Sengupta, former director of the Archaeological Survey of India (ASI),
was the head of the Indo-Afghan team set up in 1969 to help conserve the crumbling
Buddhas. The cost of the Rs 20-lakh project, which wrapped up in 1979, was split between
India and Afghanistan.
But as reports come in that the Taliban is targeting what he helped
conserve, Sengupta says that all he can hold on to are the memories and the photographs.
``I am depressed,'' he says. ``I cannot sleep with the vision of the magnificent Buddhas
haunting me. I am so sorry this had to happen.''
Perhaps, history is of some consolation. ``The last attack on the
statues was mounted by the Mongolian warrior Genghis Khan,'' Sengupta says.``He and his
men cut off the legs of the majestic monuments which stand on the side of the ancient Silk
Route.'' Ironically, the Mongolian army had also used mortar to demolish the statues, just
as the Taliban says it's doing now.
Sengupta hopes that the reports are exaggerated, that somehow the
damage can be restored. Just as it was years ago. ``When we reached the provincial capital
Bamiyan in central Afghanistan in 1969, it was a small village with just locals. The only
place available for living was a four-room prison which was converted into a hotel for our
team. It was renamed the Bamiyan Hotel.''
Born and educated in Bangladesh, then East Pakistan, Sengupta moved to
Calcutta after the partition and joined the ASI. He had taken up the project as a
``challenge'' even when a number of countries turned it down saying the task was
The project which went on till 1979 was mostly done during the summer
months, the winters being too cold in the region. The monuments are carved out of a
mountainside. ``They were in a very poor condition when we saw them first. The Buddha's
robe was also degenerating. We also had to strengthen the statue which had become weak as
the legs were already missing,'' he says.

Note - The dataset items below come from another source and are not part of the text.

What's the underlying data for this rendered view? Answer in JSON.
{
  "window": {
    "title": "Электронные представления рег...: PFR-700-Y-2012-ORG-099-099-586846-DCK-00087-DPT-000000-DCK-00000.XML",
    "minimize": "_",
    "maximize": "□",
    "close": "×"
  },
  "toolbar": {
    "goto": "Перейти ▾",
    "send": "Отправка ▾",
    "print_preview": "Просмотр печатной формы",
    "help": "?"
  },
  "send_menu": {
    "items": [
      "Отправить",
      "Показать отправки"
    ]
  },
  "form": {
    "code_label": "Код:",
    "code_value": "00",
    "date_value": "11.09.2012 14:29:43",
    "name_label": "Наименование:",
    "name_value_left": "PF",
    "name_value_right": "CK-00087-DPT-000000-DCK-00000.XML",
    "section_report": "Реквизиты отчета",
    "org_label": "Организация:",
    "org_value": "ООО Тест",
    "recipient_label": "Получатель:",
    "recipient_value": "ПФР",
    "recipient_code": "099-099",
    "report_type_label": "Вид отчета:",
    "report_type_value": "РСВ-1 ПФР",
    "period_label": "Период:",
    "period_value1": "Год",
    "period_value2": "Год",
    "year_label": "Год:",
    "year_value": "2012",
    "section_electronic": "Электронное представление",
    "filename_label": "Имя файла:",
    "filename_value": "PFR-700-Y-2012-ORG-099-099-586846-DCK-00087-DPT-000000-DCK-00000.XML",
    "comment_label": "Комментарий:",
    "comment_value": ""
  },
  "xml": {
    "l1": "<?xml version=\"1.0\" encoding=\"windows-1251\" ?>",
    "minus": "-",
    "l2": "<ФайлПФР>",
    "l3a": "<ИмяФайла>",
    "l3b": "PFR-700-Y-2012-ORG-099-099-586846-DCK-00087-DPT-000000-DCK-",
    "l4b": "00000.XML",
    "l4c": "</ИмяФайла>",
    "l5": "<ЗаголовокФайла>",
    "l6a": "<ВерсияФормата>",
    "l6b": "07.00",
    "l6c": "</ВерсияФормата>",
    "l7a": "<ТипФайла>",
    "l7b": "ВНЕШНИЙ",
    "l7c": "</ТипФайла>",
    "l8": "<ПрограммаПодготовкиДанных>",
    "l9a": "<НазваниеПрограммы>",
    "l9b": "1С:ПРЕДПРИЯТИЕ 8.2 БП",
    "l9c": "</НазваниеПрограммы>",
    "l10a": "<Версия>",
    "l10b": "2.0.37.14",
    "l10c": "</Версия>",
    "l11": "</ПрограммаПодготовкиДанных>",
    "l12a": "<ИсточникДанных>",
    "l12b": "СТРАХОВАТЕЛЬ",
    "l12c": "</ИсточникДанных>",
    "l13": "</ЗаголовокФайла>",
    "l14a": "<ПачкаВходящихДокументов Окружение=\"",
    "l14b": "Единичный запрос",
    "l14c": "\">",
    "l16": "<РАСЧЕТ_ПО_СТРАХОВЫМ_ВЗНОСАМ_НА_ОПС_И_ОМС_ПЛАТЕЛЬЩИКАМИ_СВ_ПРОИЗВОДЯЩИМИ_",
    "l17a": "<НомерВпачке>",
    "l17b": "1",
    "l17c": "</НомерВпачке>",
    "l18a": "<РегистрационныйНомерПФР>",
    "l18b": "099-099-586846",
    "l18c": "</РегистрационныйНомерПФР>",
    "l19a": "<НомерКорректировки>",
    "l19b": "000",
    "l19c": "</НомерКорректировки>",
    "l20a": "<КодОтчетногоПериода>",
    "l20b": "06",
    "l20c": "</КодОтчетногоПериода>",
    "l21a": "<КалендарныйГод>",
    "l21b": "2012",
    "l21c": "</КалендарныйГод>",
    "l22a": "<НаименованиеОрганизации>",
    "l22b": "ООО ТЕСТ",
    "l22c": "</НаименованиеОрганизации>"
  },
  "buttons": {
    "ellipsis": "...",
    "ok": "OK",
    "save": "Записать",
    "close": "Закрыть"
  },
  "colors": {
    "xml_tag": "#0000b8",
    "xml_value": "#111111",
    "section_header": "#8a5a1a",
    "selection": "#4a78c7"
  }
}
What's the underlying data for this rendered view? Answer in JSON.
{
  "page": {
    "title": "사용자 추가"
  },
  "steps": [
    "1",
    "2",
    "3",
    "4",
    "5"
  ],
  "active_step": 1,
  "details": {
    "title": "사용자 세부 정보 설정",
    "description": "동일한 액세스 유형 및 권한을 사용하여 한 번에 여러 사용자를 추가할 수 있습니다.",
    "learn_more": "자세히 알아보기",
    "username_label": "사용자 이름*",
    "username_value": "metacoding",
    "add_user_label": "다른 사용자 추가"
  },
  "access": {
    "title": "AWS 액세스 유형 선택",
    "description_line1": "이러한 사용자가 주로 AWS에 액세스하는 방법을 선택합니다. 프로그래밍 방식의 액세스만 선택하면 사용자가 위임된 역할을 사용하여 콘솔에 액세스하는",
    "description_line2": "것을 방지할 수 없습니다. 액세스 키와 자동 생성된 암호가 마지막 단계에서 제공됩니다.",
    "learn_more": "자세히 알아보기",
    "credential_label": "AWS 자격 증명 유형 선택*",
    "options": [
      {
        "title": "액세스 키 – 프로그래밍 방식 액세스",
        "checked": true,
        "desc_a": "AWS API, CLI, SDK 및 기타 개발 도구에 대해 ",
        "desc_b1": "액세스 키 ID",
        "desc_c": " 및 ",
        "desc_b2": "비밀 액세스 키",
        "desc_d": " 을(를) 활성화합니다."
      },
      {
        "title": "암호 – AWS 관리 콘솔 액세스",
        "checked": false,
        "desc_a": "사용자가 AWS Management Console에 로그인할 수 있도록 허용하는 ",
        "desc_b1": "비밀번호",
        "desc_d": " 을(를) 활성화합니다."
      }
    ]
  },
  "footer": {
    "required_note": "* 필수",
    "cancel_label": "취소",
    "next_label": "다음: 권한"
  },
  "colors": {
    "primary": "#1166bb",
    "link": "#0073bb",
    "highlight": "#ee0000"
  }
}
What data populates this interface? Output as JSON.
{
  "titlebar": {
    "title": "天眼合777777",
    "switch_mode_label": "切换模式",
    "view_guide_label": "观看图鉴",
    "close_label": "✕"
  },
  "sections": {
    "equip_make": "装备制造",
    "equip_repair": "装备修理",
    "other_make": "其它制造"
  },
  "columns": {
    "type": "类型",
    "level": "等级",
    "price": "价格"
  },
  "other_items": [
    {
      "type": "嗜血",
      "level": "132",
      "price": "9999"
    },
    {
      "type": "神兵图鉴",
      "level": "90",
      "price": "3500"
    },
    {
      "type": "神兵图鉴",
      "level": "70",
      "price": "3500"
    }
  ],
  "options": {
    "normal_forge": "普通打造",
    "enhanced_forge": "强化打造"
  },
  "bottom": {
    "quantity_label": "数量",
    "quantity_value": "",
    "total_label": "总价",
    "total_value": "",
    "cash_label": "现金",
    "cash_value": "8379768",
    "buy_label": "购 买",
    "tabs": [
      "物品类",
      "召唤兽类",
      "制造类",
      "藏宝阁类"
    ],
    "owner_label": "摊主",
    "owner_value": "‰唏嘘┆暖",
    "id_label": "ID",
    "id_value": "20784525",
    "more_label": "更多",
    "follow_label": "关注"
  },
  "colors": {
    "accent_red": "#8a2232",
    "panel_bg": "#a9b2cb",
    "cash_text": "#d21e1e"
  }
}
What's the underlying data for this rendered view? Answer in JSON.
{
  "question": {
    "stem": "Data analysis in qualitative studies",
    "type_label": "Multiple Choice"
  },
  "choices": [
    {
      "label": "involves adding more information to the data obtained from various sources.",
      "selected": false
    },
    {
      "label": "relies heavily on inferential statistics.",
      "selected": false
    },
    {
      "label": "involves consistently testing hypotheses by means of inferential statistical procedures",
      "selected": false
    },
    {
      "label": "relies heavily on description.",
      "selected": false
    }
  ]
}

``After considerable research, we decided to use the combination of the
local earth, lime and finely chopped hemp to stabilise the robe and support the statue
from the lower side,'' Sengupta says.
On the demolition, Sengupta says,``All that work is a waste now. This
is the end of the story. Never again can the statues be seen standing again. It is a great
loss to history.''
At present working on a book on the Bamiyan Buddhas, he is nostalgic
about the statues besides which he spent many a sleepless nights working out solutions to
prevent their collapse. ``We could not keep any proper timings for food or sleep. We would
have our food in the jeep which was given to us. We usually had naan and chicken cooked in
butter oil. Then it was back to work,'' he says.
``But it was nice to see that when our work was done in 1978, the small
village had expanded with about 120 yuths or huts and about two dozen hotels. There was a
tremendous foreign tourist inflow into the area, including the Japanese royalty, after the
word spread that the Buddhas have been preserved,'' he says.